The only person who appeared at the scene after alarm had been raised by complainant was Sophia (PW2). She saw a man on top of the complainant, but she was not in a position to state with certainly that the person was the appellant. Her suspicion that the appellant may have been involved in offending the complainant was raised when he appeared at the scene causing the complainant to scream more and shout his name.
As it were, with regard to the crucial fact of the identification of the appellant as the offender, the complainant's evidence stood on its own and was essentially circumstantial on the basis that the last person. She was with prior to the incident was the appellant. She alleged that the appellant assaulted and felled her down before she lost consciousness. The appellant did not deny having been with the complainant on that material night. He, however, indicated that they parted company at the Keringet club and he thereafter went home to sleep.
The prosecution did not call evidence to appraise the court as to the exact time the appellant and the complainant parted ways.

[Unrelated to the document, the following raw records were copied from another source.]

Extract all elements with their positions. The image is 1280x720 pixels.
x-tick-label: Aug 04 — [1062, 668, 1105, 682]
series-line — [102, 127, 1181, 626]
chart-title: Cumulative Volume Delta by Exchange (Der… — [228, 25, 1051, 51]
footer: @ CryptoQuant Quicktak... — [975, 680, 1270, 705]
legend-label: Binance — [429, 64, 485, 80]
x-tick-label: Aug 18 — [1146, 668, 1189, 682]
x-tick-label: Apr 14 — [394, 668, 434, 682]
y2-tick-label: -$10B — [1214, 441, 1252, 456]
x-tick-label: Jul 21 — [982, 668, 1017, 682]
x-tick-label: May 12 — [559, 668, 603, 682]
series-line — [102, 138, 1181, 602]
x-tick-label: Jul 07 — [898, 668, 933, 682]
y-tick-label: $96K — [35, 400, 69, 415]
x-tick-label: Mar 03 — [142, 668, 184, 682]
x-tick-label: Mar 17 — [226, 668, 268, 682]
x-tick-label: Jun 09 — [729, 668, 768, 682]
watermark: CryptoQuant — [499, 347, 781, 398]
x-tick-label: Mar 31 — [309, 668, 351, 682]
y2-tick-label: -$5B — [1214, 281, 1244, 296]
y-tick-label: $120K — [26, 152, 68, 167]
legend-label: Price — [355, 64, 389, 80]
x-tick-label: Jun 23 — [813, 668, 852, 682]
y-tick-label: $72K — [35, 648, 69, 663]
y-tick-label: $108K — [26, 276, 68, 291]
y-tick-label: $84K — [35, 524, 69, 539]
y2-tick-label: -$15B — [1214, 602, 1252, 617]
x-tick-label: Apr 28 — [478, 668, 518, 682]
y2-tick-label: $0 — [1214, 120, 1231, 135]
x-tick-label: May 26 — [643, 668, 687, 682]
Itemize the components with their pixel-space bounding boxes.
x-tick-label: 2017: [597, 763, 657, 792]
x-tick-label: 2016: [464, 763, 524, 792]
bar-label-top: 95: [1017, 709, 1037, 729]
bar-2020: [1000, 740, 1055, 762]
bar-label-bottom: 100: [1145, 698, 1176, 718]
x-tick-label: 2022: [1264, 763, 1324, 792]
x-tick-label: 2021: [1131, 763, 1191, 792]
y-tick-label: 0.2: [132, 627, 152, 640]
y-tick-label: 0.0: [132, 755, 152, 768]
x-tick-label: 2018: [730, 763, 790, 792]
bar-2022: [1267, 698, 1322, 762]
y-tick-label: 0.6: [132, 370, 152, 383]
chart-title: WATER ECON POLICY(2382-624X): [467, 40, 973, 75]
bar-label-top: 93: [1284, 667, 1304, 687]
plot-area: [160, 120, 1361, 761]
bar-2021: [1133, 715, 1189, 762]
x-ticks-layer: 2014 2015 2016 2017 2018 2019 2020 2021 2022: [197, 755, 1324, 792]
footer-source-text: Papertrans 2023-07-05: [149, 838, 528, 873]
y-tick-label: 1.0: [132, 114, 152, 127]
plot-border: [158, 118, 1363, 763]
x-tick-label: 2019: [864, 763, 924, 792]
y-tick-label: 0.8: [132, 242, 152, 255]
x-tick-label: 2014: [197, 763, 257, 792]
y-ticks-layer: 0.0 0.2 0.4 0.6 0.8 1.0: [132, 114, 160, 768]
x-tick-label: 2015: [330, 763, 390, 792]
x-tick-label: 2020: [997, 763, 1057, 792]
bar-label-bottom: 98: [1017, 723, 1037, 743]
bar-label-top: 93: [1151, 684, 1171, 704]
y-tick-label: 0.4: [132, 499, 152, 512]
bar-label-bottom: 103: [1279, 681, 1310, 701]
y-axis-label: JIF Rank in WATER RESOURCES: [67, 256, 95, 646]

Nonetheless, the failure to call such witnesses did not prejudice the prosecution case. In any case, in sexual offences, the sole evidence of the victim may be relied upon to convict a suspect if such evidence is believable. Herein, it was apparent that the trial court found that the complainant spoke the truth and went ahead to convict the appellant. The belief, in the opinion of this court, was not only extendable to the fact of rape but also to the identification of the rapist. The evidence that the appellant was responsible for putting the complainant in a state of intoxication and later felling her down on the ground thereby blackening her out was sufficient circumstantial evidence of his involvement in the offence either on his own or with others. Indeed, the complainant could not tell whether she was raped by one person or many persons. She however remembered that the appellant was the last person with her before she blacked out. He could not escape responsibly for whatever happened to the complainant. If indeed he was innocent, the complainant could not have been found in the state she was in when Sophia (PW2) arrived at the scene of the incident.
In sum, this court must hold that the appellant's conviction by the trial court was safe.
Consequently, this appeal is dismissed on both conviction and sentence.